# Australian Tennis Open starts tonight



## moviequeen1 (Jan 13, 2019)

The Australian Open which is the 1st Grand Slam title for tennis starts tonight in Melbourne,Australia
My favorite male player,Roger Federer is the 2 time defending champion will try to make it 3 yrs in a row he's won this title
He truly amazes me at age 37, continues to play  at such a high level. He is #3 seed
You can watch the coverage on ESPN or the Tennis Channel
I've never been a fan of Britian's Andy Murray,but I wish him well in this tournament.He announced a couple days ago he is retiring because of hip problems


----------



## chic (Jan 21, 2019)

I've been watching all week and thoroughly enjoying the play. Stefanos Tsitsipas, a twenty year old player from Greece, upset Roger in the 4th round but what a great match. Made you wish both players could win.


----------



## Camper6 (Jan 21, 2019)

I would enjoy it if I knew how to score.


----------



## Warrigal (Jan 21, 2019)

Djokovic is playing Medvedev now. It is still only the first set.
Djokovic is ranked #1 in the world.

Camper, the  score is 5 games to 3 in favour of Djokovic which means that he only has to win one more game to win the set.
Whoever wins three sets out of five wins the match.
Medvedev just won the last game so the score is now 5 games to 4.

It goes on and for this game Medvedev is the server, which is to his advantage. He looks like winning it.
Spoke too soon. The score in now 40:40, also known as deuce. From now on they must keep serving until one of the wins by two points.
It could easily go either way. 

Djokovic won that game so the score is 6:4 which means he has won the set. The general rule is first to win 6 games or better but you must have 2 more games than the opponent.

Enough of the scoring. For further enlightenment, just Google.


----------



## Warrigal (Jan 21, 2019)

It is one set all, Djokovic leads the next set 4 games to 2.

It is good to watch. The rallies have been amazing.


----------



## Warrigal (Jan 21, 2019)

Scores are now Djokovic 6:4, 6:7, 6:2 and Djokovic leads in the 4th set 4:3

Djokovic wins 6:4, 6:7, 6:2, 6:3. Medvedev fought very hard.


----------



## chic (Jan 21, 2019)

Nishikori of Japan won another tough 5 setter today against Pablo Carreno Busta of Spain. What a match ! Nishikori was down 2 sets and a break and came back to win in a fifth set tiebreak. I think this was the match of the tournament after the Tsitsipas Federer match.


----------



## Warrigal (Jan 21, 2019)

Serena Williams is looking very strong too. All Australian eyes are on Queenslander Ashley Barty who is something of a favourite. 

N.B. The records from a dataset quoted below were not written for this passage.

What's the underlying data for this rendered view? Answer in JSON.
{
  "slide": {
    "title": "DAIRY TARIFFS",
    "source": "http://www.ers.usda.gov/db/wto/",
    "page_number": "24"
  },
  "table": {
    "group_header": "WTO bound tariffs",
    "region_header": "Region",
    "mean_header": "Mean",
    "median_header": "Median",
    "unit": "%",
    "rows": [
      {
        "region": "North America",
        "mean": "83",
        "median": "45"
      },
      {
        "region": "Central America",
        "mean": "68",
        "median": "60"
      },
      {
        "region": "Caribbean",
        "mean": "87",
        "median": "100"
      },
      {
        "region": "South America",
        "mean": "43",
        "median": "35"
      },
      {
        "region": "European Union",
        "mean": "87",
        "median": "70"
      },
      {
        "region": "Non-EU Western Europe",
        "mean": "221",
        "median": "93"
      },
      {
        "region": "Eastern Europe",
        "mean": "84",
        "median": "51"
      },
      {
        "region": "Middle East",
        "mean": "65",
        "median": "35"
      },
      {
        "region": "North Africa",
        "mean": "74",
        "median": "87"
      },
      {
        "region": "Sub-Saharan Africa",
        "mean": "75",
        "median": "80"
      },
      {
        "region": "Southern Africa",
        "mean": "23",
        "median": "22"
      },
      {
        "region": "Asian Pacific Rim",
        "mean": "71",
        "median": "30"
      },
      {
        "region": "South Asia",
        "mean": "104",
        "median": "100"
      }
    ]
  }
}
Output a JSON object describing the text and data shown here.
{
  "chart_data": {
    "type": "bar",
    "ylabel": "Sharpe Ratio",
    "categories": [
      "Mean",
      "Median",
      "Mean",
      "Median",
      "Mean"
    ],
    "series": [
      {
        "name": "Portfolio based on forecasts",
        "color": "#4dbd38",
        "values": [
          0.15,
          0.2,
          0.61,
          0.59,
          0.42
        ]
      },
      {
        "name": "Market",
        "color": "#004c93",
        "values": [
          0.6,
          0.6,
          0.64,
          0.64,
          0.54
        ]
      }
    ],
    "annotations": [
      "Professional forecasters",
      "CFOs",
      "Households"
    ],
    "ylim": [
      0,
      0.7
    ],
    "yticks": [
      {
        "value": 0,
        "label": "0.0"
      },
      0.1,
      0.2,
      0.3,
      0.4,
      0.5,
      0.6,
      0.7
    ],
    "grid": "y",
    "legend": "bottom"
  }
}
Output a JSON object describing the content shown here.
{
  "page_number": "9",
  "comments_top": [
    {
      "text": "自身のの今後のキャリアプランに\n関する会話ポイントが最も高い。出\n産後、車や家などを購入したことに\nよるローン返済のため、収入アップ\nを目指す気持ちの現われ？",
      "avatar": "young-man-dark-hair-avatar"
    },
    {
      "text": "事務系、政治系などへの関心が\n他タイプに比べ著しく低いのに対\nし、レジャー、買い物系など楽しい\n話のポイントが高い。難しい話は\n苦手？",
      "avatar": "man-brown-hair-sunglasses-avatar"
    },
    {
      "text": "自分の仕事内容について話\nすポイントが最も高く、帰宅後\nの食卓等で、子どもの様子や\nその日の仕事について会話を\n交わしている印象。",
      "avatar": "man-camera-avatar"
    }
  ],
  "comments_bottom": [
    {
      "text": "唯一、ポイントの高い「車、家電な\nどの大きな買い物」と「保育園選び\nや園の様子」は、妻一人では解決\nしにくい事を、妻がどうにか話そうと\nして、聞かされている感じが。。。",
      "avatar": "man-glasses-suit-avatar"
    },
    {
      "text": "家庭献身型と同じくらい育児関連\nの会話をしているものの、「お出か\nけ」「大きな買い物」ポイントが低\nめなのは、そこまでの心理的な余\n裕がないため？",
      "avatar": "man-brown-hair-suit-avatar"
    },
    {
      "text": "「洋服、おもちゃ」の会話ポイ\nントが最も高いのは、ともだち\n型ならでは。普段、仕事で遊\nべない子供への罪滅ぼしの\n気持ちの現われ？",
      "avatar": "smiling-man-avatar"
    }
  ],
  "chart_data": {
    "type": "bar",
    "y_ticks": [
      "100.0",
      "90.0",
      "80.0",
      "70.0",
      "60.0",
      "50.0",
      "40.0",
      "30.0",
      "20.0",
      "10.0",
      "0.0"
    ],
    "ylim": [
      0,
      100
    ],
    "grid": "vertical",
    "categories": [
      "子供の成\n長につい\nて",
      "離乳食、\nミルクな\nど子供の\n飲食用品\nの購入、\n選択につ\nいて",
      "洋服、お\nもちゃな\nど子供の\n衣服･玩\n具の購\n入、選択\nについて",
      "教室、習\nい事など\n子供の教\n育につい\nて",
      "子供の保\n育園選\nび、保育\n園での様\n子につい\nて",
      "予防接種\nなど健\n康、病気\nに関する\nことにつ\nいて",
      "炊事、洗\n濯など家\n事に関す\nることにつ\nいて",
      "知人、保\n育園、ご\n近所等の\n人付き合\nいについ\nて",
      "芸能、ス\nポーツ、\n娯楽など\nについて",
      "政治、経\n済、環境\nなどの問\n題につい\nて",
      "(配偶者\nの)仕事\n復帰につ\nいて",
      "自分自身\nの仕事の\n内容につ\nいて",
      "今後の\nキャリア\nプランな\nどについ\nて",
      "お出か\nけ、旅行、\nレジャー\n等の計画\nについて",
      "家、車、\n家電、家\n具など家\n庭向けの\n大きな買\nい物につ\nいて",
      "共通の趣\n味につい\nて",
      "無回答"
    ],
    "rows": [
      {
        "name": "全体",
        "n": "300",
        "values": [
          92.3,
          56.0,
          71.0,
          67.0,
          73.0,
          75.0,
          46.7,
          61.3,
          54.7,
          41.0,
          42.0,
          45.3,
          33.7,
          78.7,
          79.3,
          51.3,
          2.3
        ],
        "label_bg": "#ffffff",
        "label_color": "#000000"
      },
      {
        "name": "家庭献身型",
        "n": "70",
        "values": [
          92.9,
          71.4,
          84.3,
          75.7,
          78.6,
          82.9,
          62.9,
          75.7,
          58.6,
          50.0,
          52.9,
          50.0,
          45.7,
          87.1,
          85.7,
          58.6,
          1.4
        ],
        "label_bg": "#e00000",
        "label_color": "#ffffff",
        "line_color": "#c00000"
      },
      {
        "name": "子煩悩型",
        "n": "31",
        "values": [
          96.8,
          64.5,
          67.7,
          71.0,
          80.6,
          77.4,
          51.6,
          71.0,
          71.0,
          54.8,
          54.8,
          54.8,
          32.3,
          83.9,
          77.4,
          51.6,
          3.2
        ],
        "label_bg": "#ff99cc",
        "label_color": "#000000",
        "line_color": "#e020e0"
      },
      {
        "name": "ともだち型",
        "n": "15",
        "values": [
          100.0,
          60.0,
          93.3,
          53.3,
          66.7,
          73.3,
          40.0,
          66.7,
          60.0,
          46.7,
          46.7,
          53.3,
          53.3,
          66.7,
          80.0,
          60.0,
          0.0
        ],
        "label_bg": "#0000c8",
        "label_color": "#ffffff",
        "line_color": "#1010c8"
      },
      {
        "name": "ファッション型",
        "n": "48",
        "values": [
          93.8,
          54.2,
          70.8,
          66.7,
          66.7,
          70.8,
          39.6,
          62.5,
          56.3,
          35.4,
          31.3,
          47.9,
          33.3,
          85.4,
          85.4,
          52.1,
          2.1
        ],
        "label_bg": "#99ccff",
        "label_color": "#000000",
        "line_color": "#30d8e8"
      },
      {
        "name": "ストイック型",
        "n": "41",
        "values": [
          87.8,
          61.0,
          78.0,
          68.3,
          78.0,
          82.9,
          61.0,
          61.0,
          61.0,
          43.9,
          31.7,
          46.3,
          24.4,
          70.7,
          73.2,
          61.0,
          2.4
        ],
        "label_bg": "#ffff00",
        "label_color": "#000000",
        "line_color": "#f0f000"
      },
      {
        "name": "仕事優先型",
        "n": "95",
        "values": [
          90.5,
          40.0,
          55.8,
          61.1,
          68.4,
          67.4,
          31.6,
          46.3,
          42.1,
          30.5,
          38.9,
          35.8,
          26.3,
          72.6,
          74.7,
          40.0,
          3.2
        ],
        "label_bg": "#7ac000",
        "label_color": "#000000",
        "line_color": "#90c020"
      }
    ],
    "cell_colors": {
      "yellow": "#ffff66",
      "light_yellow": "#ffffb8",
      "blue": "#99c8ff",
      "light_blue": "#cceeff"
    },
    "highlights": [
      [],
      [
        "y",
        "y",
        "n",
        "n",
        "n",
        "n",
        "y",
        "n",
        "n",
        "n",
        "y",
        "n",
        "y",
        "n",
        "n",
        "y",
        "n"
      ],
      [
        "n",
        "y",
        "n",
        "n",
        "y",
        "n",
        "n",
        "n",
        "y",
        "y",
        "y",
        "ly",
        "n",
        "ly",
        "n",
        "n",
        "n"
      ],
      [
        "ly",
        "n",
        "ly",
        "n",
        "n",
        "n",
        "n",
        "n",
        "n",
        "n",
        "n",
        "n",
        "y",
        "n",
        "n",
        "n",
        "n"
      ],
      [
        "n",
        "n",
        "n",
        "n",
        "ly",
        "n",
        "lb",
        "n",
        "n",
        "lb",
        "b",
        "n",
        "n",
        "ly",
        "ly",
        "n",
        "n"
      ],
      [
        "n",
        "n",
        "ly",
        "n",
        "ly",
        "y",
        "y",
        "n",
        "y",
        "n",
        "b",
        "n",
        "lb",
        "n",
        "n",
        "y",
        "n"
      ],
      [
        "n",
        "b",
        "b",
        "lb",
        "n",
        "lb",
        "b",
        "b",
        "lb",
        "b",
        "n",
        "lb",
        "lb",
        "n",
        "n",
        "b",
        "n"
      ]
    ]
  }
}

Details of results and who will be advancing to the quarter finals here: https://www.foxsports.com.au/tennis...o/news-story/795bc15a5babef090271a67520c80383


----------



## chic (Jan 22, 2019)

Stefanos Tsitsipas beat Roberto Batista Agut to make it into his first grand slam semi final where he will face Rafa Nadal. Well done. Great matches all from the 20 year old.


----------



## moviequeen1 (Jan 23, 2019)

I watched  Serena Williams- #6 seedKarolina Pliskova match last night
Karolina  hit some unbelievable shots and different looks to her serve had Serena trying to figure it out
Karolina won 1st set 6-4,Serena came back to win 2nd 6-4.Serena was leading 5-1 in the 3rd, started to unravel for her when she was called for a foot fault Then she twisted her ankle trying to go for a shot.Karolina won 3rd set 7-5
I don't know if she 'choked' but in my mind Karolina was the better player happy that she won
On the men's side,I'm rooting for Rafa to win another title Sue


----------